How do we pay for street repairs?

HARLINGEN — The city is revising a proposal that would charge residents a monthly fee to help fund street repairs.

Options could include raising the city’s property tax rate, Mayor Chris Boswell said yesterday.

Early this month, city commissioners voted 3-2 against imposing a street maintenance fee that would raise about $1.2 million a year.

Under City Manager Dan Serna’s original proposal, the city’s utility bills would include a monthly $4.50 charge to residential and multi-family utility accounts and $8.50 per month to commercial and industrial utility accounts.

But the proposed fees were too high, Commissioner Ruben de la Rosa said after he voted against the proposal.

Commissioner Victor Leal, who also voted against the proposal, asked officials to revise their plans.

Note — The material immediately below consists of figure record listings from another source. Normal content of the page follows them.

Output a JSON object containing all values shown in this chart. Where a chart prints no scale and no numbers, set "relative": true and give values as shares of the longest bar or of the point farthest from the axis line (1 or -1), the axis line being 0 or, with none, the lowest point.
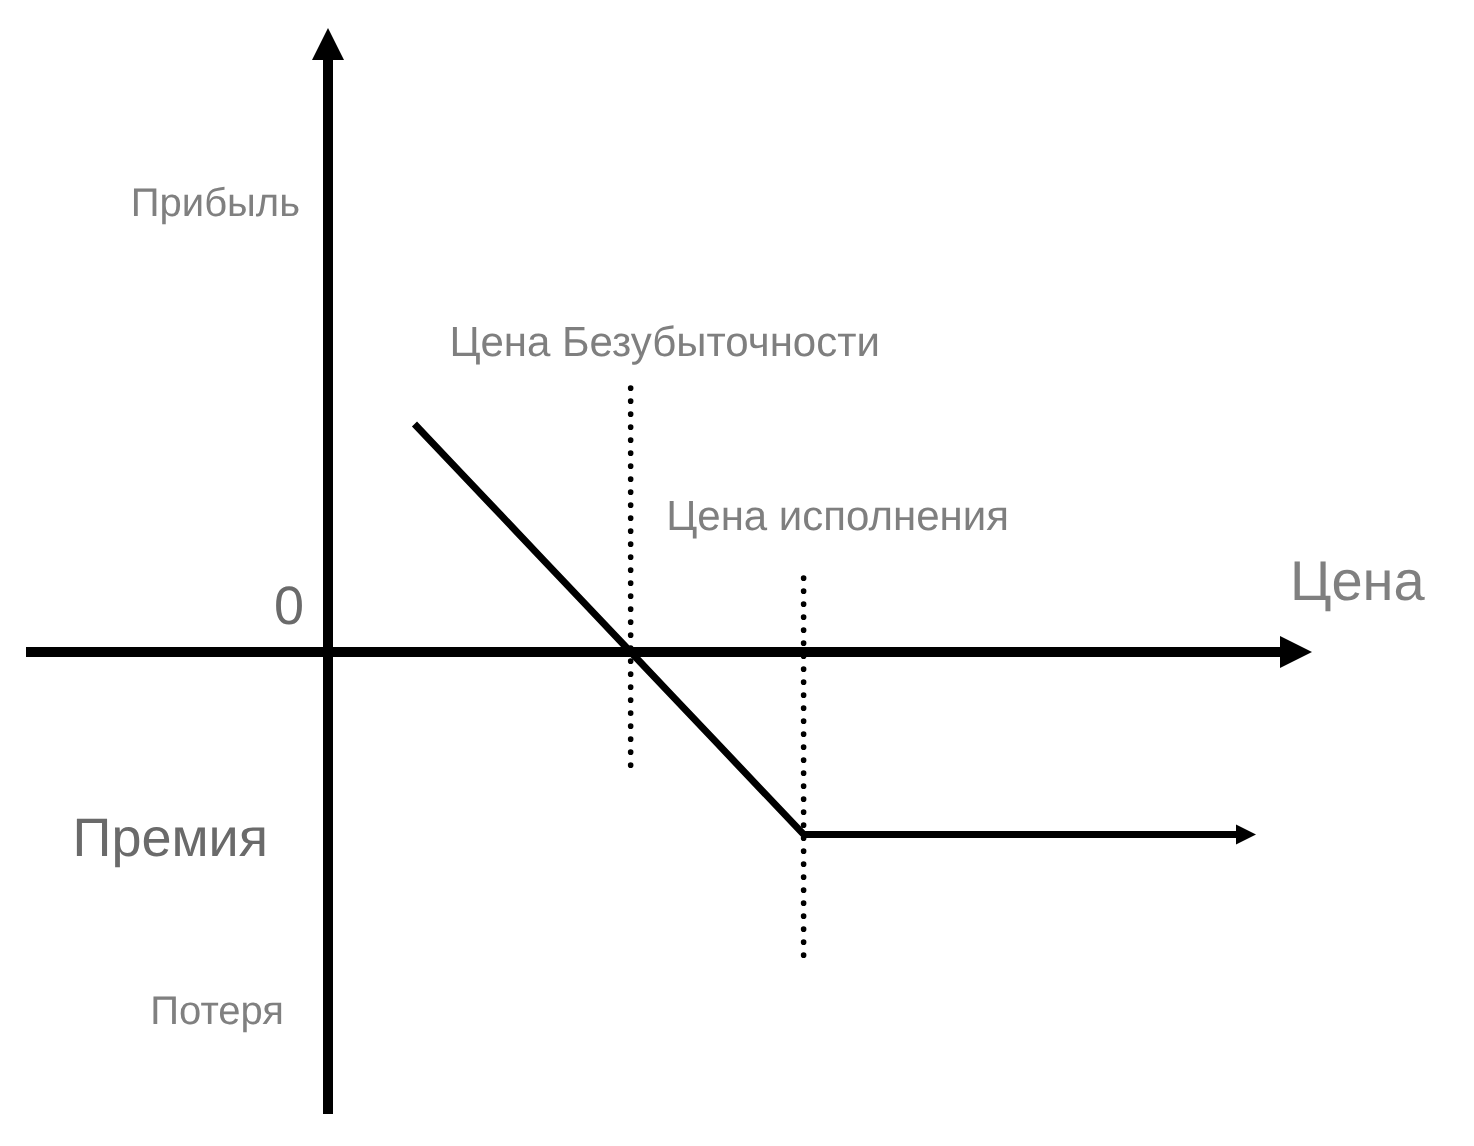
{
  "chart_data": {
    "type": "line",
    "relative": true,
    "xlabel": "Цена",
    "categories": [
      null,
      null,
      null,
      null,
      null,
      null,
      null,
      null,
      null,
      null,
      null,
      null,
      null,
      null,
      null,
      null,
      null,
      null,
      null,
      null,
      null,
      null
    ],
    "series": [
      {
        "color": "#000000",
        "values": [
          null,
          null,
          1,
          0.8,
          0.6,
          0.4,
          0.2,
          0,
          -0.2,
          -0.4,
          -0.6,
          -0.8,
          -0.8,
          -0.8,
          -0.8,
          -0.8,
          -0.8,
          -0.8,
          -0.8,
          -0.8,
          -0.8,
          -0.8
        ]
      }
    ],
    "annotations": [
      "Прибыль",
      "Цена Безубыточности",
      "Цена исполнения",
      "0",
      "Премия",
      "Потеря"
    ]
  }
}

“There’s going to have to be more

discussion among the commission to figure out how to address this matter,” Boswell said yesterday.

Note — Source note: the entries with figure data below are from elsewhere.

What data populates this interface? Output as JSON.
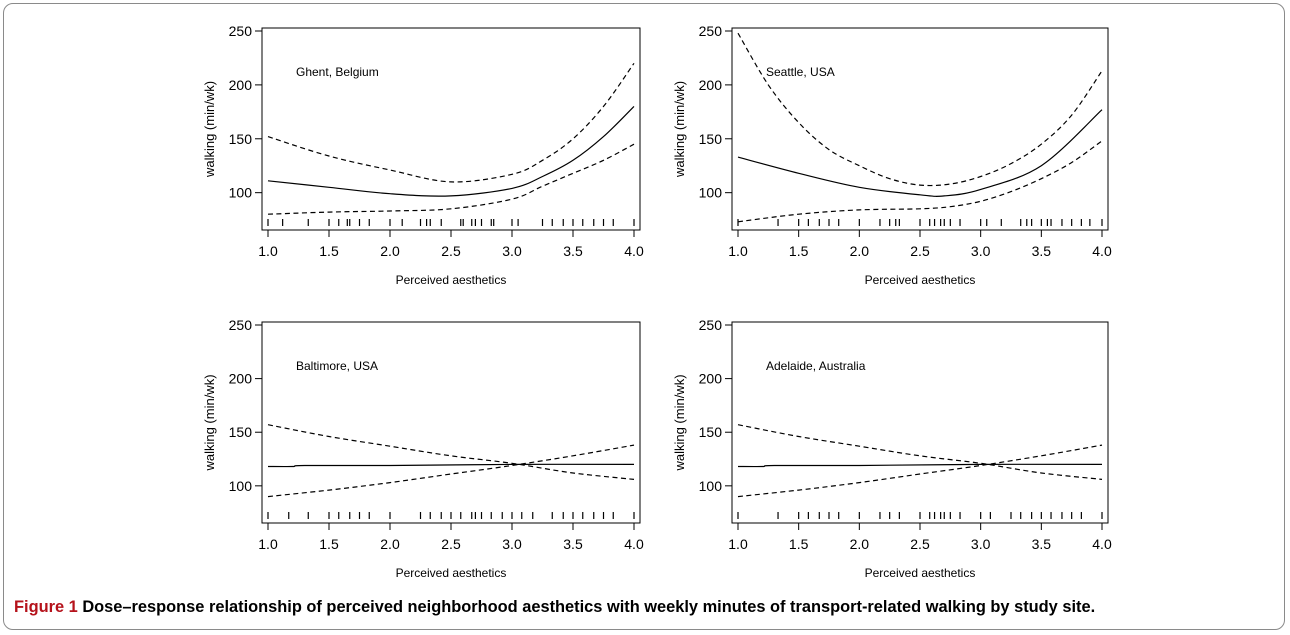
{
  "figure": {
    "caption_label": "Figure 1",
    "caption_text": "Dose–response relationship of perceived neighborhood aesthetics with weekly minutes of transport-related walking by study site.",
    "caption_label_color": "#b5121b"
  },
  "chart_data": [
    {
      "type": "line",
      "panel_label": "Ghent, Belgium",
      "xlabel": "Perceived aesthetics",
      "ylabel": "walking (min/wk)",
      "xlim": [
        1.0,
        4.0
      ],
      "ylim": [
        70,
        250
      ],
      "xticks": [
        "1.0",
        "1.5",
        "2.0",
        "2.5",
        "3.0",
        "3.5",
        "4.0"
      ],
      "yticks": [
        "100",
        "150",
        "200",
        "250"
      ],
      "grid": false,
      "series": [
        {
          "style": "solid",
          "x": [
            1.0,
            1.5,
            2.0,
            2.5,
            3.0,
            3.25,
            3.5,
            3.75,
            4.0
          ],
          "y": [
            111,
            105,
            99,
            97,
            104,
            115,
            130,
            152,
            180
          ]
        },
        {
          "style": "dashed",
          "x": [
            1.0,
            1.5,
            2.0,
            2.5,
            3.0,
            3.25,
            3.5,
            3.75,
            4.0
          ],
          "y": [
            152,
            134,
            121,
            110,
            117,
            130,
            150,
            180,
            220
          ]
        },
        {
          "style": "dashed",
          "x": [
            1.0,
            1.5,
            2.0,
            2.5,
            3.0,
            3.25,
            3.5,
            3.75,
            4.0
          ],
          "y": [
            80,
            82,
            83,
            85,
            94,
            106,
            118,
            130,
            145
          ]
        }
      ],
      "rug": [
        1.0,
        1.12,
        1.33,
        1.5,
        1.58,
        1.65,
        1.67,
        1.75,
        1.83,
        2.0,
        2.1,
        2.25,
        2.3,
        2.33,
        2.42,
        2.58,
        2.6,
        2.67,
        2.7,
        2.75,
        2.83,
        2.85,
        3.0,
        3.05,
        3.25,
        3.33,
        3.42,
        3.5,
        3.58,
        3.67,
        3.75,
        3.83,
        4.0
      ]
    },
    {
      "type": "line",
      "panel_label": "Seattle, USA",
      "xlabel": "Perceived aesthetics",
      "ylabel": "walking (min/wk)",
      "xlim": [
        1.0,
        4.0
      ],
      "ylim": [
        70,
        250
      ],
      "xticks": [
        "1.0",
        "1.5",
        "2.0",
        "2.5",
        "3.0",
        "3.5",
        "4.0"
      ],
      "yticks": [
        "100",
        "150",
        "200",
        "250"
      ],
      "grid": false,
      "series": [
        {
          "style": "solid",
          "x": [
            1.0,
            1.5,
            2.0,
            2.5,
            2.7,
            3.0,
            3.5,
            4.0
          ],
          "y": [
            133,
            118,
            105,
            98,
            97,
            103,
            125,
            177
          ]
        },
        {
          "style": "dashed",
          "x": [
            1.0,
            1.25,
            1.5,
            1.75,
            2.0,
            2.25,
            2.5,
            2.75,
            3.0,
            3.25,
            3.5,
            3.75,
            4.0
          ],
          "y": [
            248,
            200,
            165,
            140,
            125,
            113,
            107,
            108,
            115,
            127,
            145,
            172,
            213
          ]
        },
        {
          "style": "dashed",
          "x": [
            1.0,
            1.5,
            2.0,
            2.5,
            2.75,
            3.0,
            3.25,
            3.5,
            3.75,
            4.0
          ],
          "y": [
            73,
            80,
            84,
            85,
            87,
            92,
            101,
            113,
            128,
            148
          ]
        }
      ],
      "rug": [
        1.0,
        1.33,
        1.5,
        1.58,
        1.67,
        1.75,
        1.83,
        2.0,
        2.17,
        2.25,
        2.3,
        2.33,
        2.5,
        2.58,
        2.62,
        2.67,
        2.7,
        2.75,
        2.83,
        3.0,
        3.05,
        3.17,
        3.33,
        3.38,
        3.42,
        3.5,
        3.55,
        3.58,
        3.67,
        3.75,
        3.83,
        3.9,
        4.0
      ]
    },
    {
      "type": "line",
      "panel_label": "Baltimore, USA",
      "xlabel": "Perceived aesthetics",
      "ylabel": "walking (min/wk)",
      "xlim": [
        1.0,
        4.0
      ],
      "ylim": [
        70,
        250
      ],
      "xticks": [
        "1.0",
        "1.5",
        "2.0",
        "2.5",
        "3.0",
        "3.5",
        "4.0"
      ],
      "yticks": [
        "100",
        "150",
        "200",
        "250"
      ],
      "grid": false,
      "series": [
        {
          "style": "solid",
          "x": [
            1.0,
            1.2,
            1.3,
            2.0,
            3.0,
            4.0
          ],
          "y": [
            118,
            118,
            119,
            119,
            120,
            120
          ]
        },
        {
          "style": "dashed",
          "x": [
            1.0,
            1.5,
            2.0,
            2.5,
            3.0,
            3.5,
            4.0
          ],
          "y": [
            157,
            146,
            137,
            128,
            121,
            112,
            106
          ]
        },
        {
          "style": "dashed",
          "x": [
            1.0,
            1.5,
            2.0,
            2.5,
            3.0,
            3.5,
            4.0
          ],
          "y": [
            90,
            96,
            103,
            111,
            119,
            128,
            138
          ]
        }
      ],
      "rug": [
        1.0,
        1.17,
        1.33,
        1.5,
        1.58,
        1.67,
        1.75,
        1.83,
        2.0,
        2.25,
        2.33,
        2.42,
        2.5,
        2.58,
        2.67,
        2.7,
        2.75,
        2.83,
        2.92,
        3.0,
        3.08,
        3.17,
        3.33,
        3.42,
        3.5,
        3.58,
        3.67,
        3.75,
        3.83,
        4.0
      ]
    },
    {
      "type": "line",
      "panel_label": "Adelaide, Australia",
      "xlabel": "Perceived aesthetics",
      "ylabel": "walking (min/wk)",
      "xlim": [
        1.0,
        4.0
      ],
      "ylim": [
        70,
        250
      ],
      "xticks": [
        "1.0",
        "1.5",
        "2.0",
        "2.5",
        "3.0",
        "3.5",
        "4.0"
      ],
      "yticks": [
        "100",
        "150",
        "200",
        "250"
      ],
      "grid": false,
      "series": [
        {
          "style": "solid",
          "x": [
            1.0,
            1.2,
            1.3,
            2.0,
            3.0,
            4.0
          ],
          "y": [
            118,
            118,
            119,
            119,
            120,
            120
          ]
        },
        {
          "style": "dashed",
          "x": [
            1.0,
            1.5,
            2.0,
            2.5,
            3.0,
            3.5,
            4.0
          ],
          "y": [
            157,
            146,
            137,
            128,
            121,
            112,
            106
          ]
        },
        {
          "style": "dashed",
          "x": [
            1.0,
            1.5,
            2.0,
            2.5,
            3.0,
            3.5,
            4.0
          ],
          "y": [
            90,
            96,
            103,
            111,
            119,
            128,
            138
          ]
        }
      ],
      "rug": [
        1.0,
        1.33,
        1.5,
        1.58,
        1.67,
        1.75,
        1.83,
        2.0,
        2.17,
        2.25,
        2.33,
        2.5,
        2.58,
        2.62,
        2.67,
        2.7,
        2.75,
        2.83,
        3.0,
        3.08,
        3.25,
        3.33,
        3.42,
        3.5,
        3.58,
        3.67,
        3.75,
        3.83,
        4.0
      ]
    }
  ]
}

Serna said he plans to present a new proposal during a workshop in February.

“We’ve been tweaking it a bit,” Serna said yesterday.

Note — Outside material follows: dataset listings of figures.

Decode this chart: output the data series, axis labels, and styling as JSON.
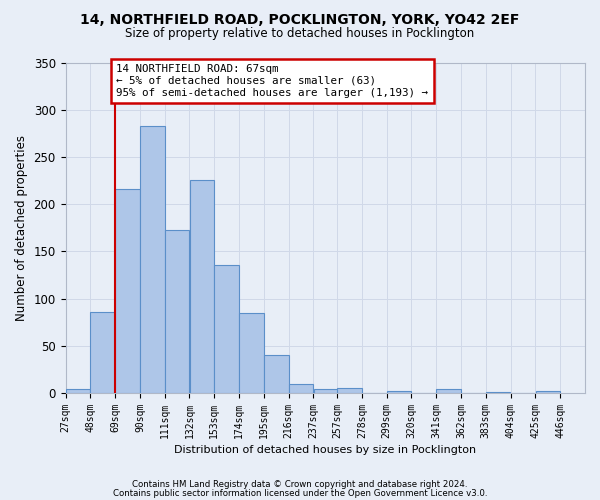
{
  "title": "14, NORTHFIELD ROAD, POCKLINGTON, YORK, YO42 2EF",
  "subtitle": "Size of property relative to detached houses in Pocklington",
  "xlabel": "Distribution of detached houses by size in Pocklington",
  "ylabel": "Number of detached properties",
  "bins": [
    "27sqm",
    "48sqm",
    "69sqm",
    "90sqm",
    "111sqm",
    "132sqm",
    "153sqm",
    "174sqm",
    "195sqm",
    "216sqm",
    "237sqm",
    "257sqm",
    "278sqm",
    "299sqm",
    "320sqm",
    "341sqm",
    "362sqm",
    "383sqm",
    "404sqm",
    "425sqm",
    "446sqm"
  ],
  "bin_edges": [
    27,
    48,
    69,
    90,
    111,
    132,
    153,
    174,
    195,
    216,
    237,
    257,
    278,
    299,
    320,
    341,
    362,
    383,
    404,
    425,
    446
  ],
  "counts": [
    4,
    86,
    216,
    283,
    173,
    226,
    136,
    85,
    40,
    10,
    4,
    5,
    0,
    2,
    0,
    4,
    0,
    1,
    0,
    2
  ],
  "bar_color": "#aec6e8",
  "bar_edge_color": "#5b8fc9",
  "vline_x": 69,
  "annotation_line1": "14 NORTHFIELD ROAD: 67sqm",
  "annotation_line2": "← 5% of detached houses are smaller (63)",
  "annotation_line3": "95% of semi-detached houses are larger (1,193) →",
  "annotation_box_color": "#ffffff",
  "annotation_box_edge": "#cc0000",
  "vline_color": "#cc0000",
  "grid_color": "#d0d8e8",
  "background_color": "#e8eef7",
  "ylim": [
    0,
    350
  ],
  "yticks": [
    0,
    50,
    100,
    150,
    200,
    250,
    300,
    350
  ],
  "footer1": "Contains HM Land Registry data © Crown copyright and database right 2024.",
  "footer2": "Contains public sector information licensed under the Open Government Licence v3.0."
}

Now, Serna said he’s considering charging different fees to residential customers.

“If we go that route, the proposal would be a two-tier system, basically two sets of fees,” Serna said.

But he declined to disclose criteria that would determine whether residents pay lower or higher fees.

Boswell said there are other options to a street maintenance fee, including raising the city’s property tax rate of 58 cents per $100 valuation.

“Different revenue sources are on the table,” Boswell said. “Budgeting is all about making choices. When revenues are going up, and ours are, you can make choices.”

Serna said other cities charging residential and commercial fees to fund street improvements include Austin, Corpus Christi, Kingsville, Richmond, Lampasas, College Station, Taylor, Bryan and Lumberton.

Serna’s proposal stems from last summer’s budget workshop, when commissioners asked him to create a fixed account to help fund street projects.

Too often, commissioners said, officials defer expenditures such as street repairs to fund other projects.